You're a parent, so you know what I am talking about. Before I went in the Seed I tried Nichren Shonen (or something like that) Buddhism, did drugs with friends, got high, (tried to get) laid - anything to feel like I was a part, and accepted by my peers. Personally, as an adult, I reject anything that compels me to 'surrender' my will. It's a question of maturity. How do you help someone grow up? Certainly Seed-type solutions are appealing in that they are dramatic, but they are loaded with problems. How many people thrive in the military only to fall apart in civilian life later? I don't think you can 'force' someone to grow up in this way.
I agree, at this point, that alcoholics 'choose' to drink. The drug DOES cloud their ability to say no, though. Hey, I used to smoke, it is more than just a choice. It's an addiction.
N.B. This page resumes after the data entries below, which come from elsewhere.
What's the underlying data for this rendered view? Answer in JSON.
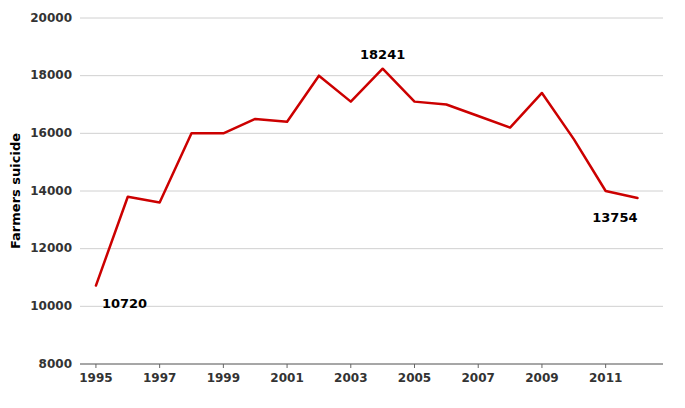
{
  "chart_data": {
    "type": "line",
    "ylabel": "Farmers suicide",
    "x": [
      1995,
      1996,
      1997,
      1998,
      1999,
      2000,
      2001,
      2002,
      2003,
      2004,
      2005,
      2006,
      2007,
      2008,
      2009,
      2010,
      2011,
      2012
    ],
    "values": [
      10720,
      13800,
      13600,
      16000,
      16000,
      16500,
      16400,
      18000,
      17100,
      18241,
      17100,
      17000,
      16600,
      16200,
      17400,
      15800,
      14000,
      13754
    ],
    "color": "#cc0000",
    "xlim": [
      1994.5,
      2012.8
    ],
    "xticks": [
      1995,
      1997,
      1999,
      2001,
      2003,
      2005,
      2007,
      2009,
      2011
    ],
    "ylim": [
      8000,
      20000
    ],
    "yticks": [
      8000,
      10000,
      12000,
      14000,
      16000,
      18000,
      20000
    ],
    "grid": true,
    "annotations": [
      {
        "text": "10720",
        "x": 1995,
        "y": 10720
      },
      {
        "text": "18241",
        "x": 2004,
        "y": 18241
      },
      {
        "text": "13754",
        "x": 2012,
        "y": 13754
      }
    ]
  }
}
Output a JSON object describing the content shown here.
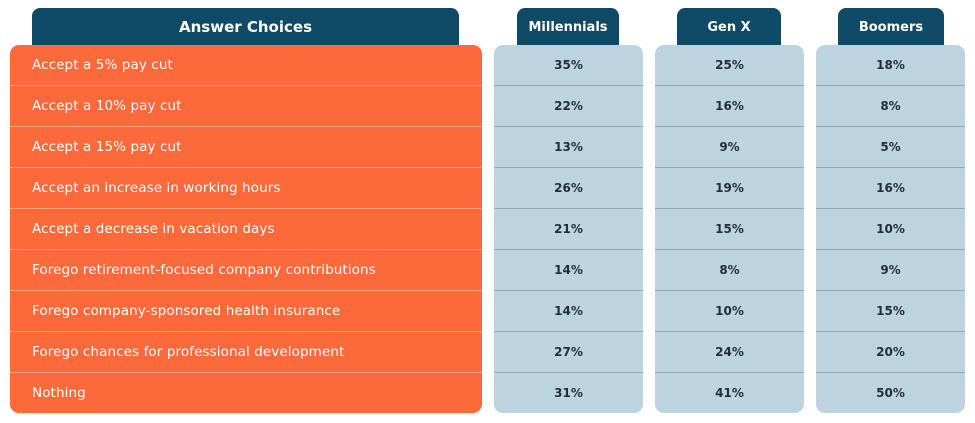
{
  "chart_data": {
    "type": "table",
    "columns": [
      "Answer Choices",
      "Millennials",
      "Gen X",
      "Boomers"
    ],
    "rows": [
      {
        "label": "Accept a 5% pay cut",
        "Millennials": "35%",
        "Gen X": "25%",
        "Boomers": "18%"
      },
      {
        "label": "Accept a 10% pay cut",
        "Millennials": "22%",
        "Gen X": "16%",
        "Boomers": "8%"
      },
      {
        "label": "Accept a 15% pay cut",
        "Millennials": "13%",
        "Gen X": "9%",
        "Boomers": "5%"
      },
      {
        "label": "Accept an increase in working hours",
        "Millennials": "26%",
        "Gen X": "19%",
        "Boomers": "16%"
      },
      {
        "label": "Accept a decrease in vacation days",
        "Millennials": "21%",
        "Gen X": "15%",
        "Boomers": "10%"
      },
      {
        "label": "Forego retirement-focused company contributions",
        "Millennials": "14%",
        "Gen X": "8%",
        "Boomers": "9%"
      },
      {
        "label": "Forego company-sponsored health insurance",
        "Millennials": "14%",
        "Gen X": "10%",
        "Boomers": "15%"
      },
      {
        "label": "Forego chances for professional development",
        "Millennials": "27%",
        "Gen X": "24%",
        "Boomers": "20%"
      },
      {
        "label": "Nothing",
        "Millennials": "31%",
        "Gen X": "41%",
        "Boomers": "50%"
      }
    ],
    "colors": {
      "header": "#0f4a66",
      "answer_panel": "#fc6a3c",
      "value_panel": "#bdd4e0"
    }
  }
}
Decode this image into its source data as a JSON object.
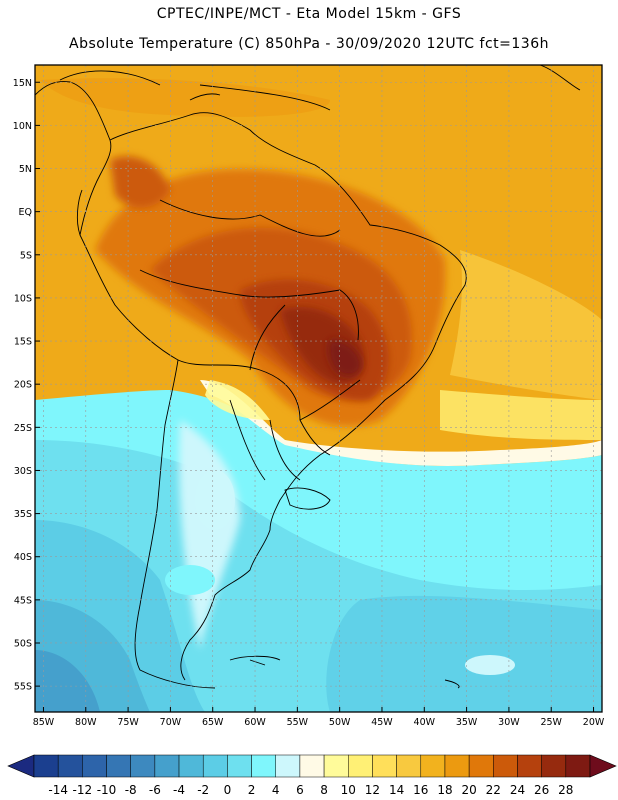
{
  "header": {
    "title_line1": "CPTEC/INPE/MCT -  Eta Model 15km - GFS",
    "title_line2": "Absolute Temperature (C) 850hPa - 30/09/2020 12UTC fct=136h"
  },
  "map": {
    "lat_labels": [
      "15N",
      "10N",
      "5N",
      "EQ",
      "5S",
      "10S",
      "15S",
      "20S",
      "25S",
      "30S",
      "35S",
      "40S",
      "45S",
      "50S",
      "55S"
    ],
    "lat_values": [
      15,
      10,
      5,
      0,
      -5,
      -10,
      -15,
      -20,
      -25,
      -30,
      -35,
      -40,
      -45,
      -50,
      -55
    ],
    "lon_labels": [
      "85W",
      "80W",
      "75W",
      "70W",
      "65W",
      "60W",
      "55W",
      "50W",
      "45W",
      "40W",
      "35W",
      "30W",
      "25W",
      "20W"
    ],
    "lon_values": [
      -85,
      -80,
      -75,
      -70,
      -65,
      -60,
      -55,
      -50,
      -45,
      -40,
      -35,
      -30,
      -25,
      -20
    ],
    "lat_range": [
      -58,
      17
    ],
    "lon_range": [
      -86,
      -19
    ]
  },
  "colorbar": {
    "levels": [
      "-14",
      "-12",
      "-10",
      "-8",
      "-6",
      "-4",
      "-2",
      "0",
      "2",
      "4",
      "6",
      "8",
      "10",
      "12",
      "14",
      "16",
      "18",
      "20",
      "22",
      "24",
      "26",
      "28"
    ],
    "colors": [
      "#1b3f8f",
      "#24529c",
      "#2d64aa",
      "#3576b4",
      "#3d89bf",
      "#45a0cc",
      "#4fb8d9",
      "#5ccde6",
      "#6ee0ef",
      "#7ff6fc",
      "#cdf7fc",
      "#fffae6",
      "#fffb9a",
      "#fff075",
      "#ffdf5a",
      "#f8c93f",
      "#f2b21e",
      "#ec9a10",
      "#e0780a",
      "#cc5a0a",
      "#b5410d",
      "#962a0e",
      "#7e1a12"
    ],
    "left_cap_color": "#1b2a80",
    "right_cap_color": "#6e0c1c"
  }
}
BUT - every addict at some point thinks about the benefits of being stoned as opposed to the well-known risks of using any drug. And they make that choice. That part of it is not a disease. AA may work for some people but I think a lot of their dogma is crap.
_________________
Wally Gator[ This Message was edited by: cleveland on 2004-09-14 11:34 ]
Anonymous:
me too
Somejoker:
Click on the video link....
http://www.sho.com/site/ptbs/topics.do?topic=12
Catch the show if you get a chance...and then perhaps reflect on Art's claimed 90% success ratio of which he was still claiming recently.